Since then, the area’s housing and retail boom has continued, thanks to nearby high-performing public and private schools and proximity to Charlotte Douglas International Airport.
Ballantyne, of course, technically belongs to the city of Charlotte.
But just as it has its own unofficial mayor, it also has its own unofficial town hall – the Morrison Family YMCA.
The expansive facility features a 10,000 square-foot fitness center, swimming pool and spray park, youth and teen centers and outdoor athletic fields. The Y hosts classes for adults and children, including at its arts center and teaching kitchen.
“It’s a sense of community in one place,” Eschert says.
Another popular attraction is biking and walking on Lower McAlpine Creek Greenway or the Four Mile Creek Greenway. Eschert typically shows prospective new home buyers the well-appointed Stonecrest and Blakeney shopping centers just 2.5 miles apart on Rea Road.
It’s easy to catch a movie. Ballantyne has two theaters: Regal Stonecrest at Piper Glen Stadium 22 and the Regal Ballantyne Village Stadium 5 theater.
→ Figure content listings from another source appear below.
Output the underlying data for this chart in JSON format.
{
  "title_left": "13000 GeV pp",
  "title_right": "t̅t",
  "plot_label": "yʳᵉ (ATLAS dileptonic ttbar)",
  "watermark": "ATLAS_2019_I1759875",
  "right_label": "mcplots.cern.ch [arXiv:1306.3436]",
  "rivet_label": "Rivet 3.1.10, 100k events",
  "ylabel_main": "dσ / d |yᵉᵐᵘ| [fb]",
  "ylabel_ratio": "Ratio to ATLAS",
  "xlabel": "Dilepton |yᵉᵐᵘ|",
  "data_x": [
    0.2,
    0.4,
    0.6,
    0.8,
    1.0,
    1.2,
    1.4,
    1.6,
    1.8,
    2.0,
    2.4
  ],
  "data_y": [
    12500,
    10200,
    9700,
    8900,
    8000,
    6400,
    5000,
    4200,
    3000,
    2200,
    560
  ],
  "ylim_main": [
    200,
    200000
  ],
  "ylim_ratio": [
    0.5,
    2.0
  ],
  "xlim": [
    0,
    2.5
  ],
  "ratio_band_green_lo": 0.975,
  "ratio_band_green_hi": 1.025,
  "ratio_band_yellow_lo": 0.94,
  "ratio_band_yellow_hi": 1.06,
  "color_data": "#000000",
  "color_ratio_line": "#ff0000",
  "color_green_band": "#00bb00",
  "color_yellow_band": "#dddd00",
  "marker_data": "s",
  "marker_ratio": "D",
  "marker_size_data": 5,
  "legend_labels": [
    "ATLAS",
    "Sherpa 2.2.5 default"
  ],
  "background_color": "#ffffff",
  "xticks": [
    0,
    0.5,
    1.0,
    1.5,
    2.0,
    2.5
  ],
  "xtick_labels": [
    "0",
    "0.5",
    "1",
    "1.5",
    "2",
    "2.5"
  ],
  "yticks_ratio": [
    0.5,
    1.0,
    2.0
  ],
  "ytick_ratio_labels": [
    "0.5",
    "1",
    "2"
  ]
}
The area’s public schools are a big draw for families, Eschert says. I’d agree. That was one of the main reasons my family moved here 13 years ago. Our daughter’s schools – Hawk Ridge Elementary, Community House Middle, and now Ardrey Kell High School – are among the state’s top performers.
Ballantyne’s sudden rise has made it an easy target for critics. Eschert acknowledges many of them.
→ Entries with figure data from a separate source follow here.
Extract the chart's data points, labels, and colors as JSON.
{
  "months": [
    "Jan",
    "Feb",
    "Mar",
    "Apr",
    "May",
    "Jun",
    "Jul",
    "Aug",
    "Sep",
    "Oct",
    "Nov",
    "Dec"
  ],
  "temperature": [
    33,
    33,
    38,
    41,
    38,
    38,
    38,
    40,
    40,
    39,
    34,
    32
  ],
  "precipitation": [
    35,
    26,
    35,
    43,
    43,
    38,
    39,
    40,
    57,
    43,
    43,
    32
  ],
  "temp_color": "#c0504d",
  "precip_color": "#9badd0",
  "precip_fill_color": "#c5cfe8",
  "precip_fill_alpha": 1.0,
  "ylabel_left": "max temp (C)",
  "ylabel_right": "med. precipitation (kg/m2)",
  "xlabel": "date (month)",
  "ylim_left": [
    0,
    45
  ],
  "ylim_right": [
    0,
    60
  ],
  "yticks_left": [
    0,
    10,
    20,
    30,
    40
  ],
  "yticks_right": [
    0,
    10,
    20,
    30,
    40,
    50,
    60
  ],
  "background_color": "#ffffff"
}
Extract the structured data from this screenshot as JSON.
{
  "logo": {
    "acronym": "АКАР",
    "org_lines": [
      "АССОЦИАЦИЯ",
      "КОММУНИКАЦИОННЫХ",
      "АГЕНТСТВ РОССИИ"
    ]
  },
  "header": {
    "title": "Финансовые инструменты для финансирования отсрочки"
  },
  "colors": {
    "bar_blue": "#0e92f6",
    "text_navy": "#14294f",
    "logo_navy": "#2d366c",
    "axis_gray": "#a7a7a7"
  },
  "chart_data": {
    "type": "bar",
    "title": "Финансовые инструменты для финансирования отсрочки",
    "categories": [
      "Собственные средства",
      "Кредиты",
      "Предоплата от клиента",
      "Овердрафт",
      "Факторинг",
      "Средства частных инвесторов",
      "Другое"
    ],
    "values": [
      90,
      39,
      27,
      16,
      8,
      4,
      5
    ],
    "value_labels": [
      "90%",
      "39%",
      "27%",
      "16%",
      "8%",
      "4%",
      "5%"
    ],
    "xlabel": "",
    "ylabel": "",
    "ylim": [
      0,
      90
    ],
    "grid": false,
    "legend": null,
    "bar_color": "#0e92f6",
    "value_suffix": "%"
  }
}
Few cultural outlets? True. For that, you probably need to drive or take the light rail uptown.
“Those things will follow here as we grow,” Eschert says.
Few eclectic homes or shops? Also true. For that, you probably need to visit NoDa, Charlotte’s historic arts and entertainment district across the city.
Rush-hour traffic congestion on Johnston Road at I-485 is probably the one criticism Eschert takes most seriously. Area road improvements should help, but new construction of single family homes and apartments, along with booming subdivisions across the border in South Carolina, almost ensure this issue isn’t going away anytime soon.
But at its best, when your child can safely bicycle with friends to the Y while you enjoy the blooming cherry trees along Ballantyne Commons Parkway, it’s a place worth calling home.
Doug Miller, an editor at the Observer, has lived in the Ballantyne area for 13 years.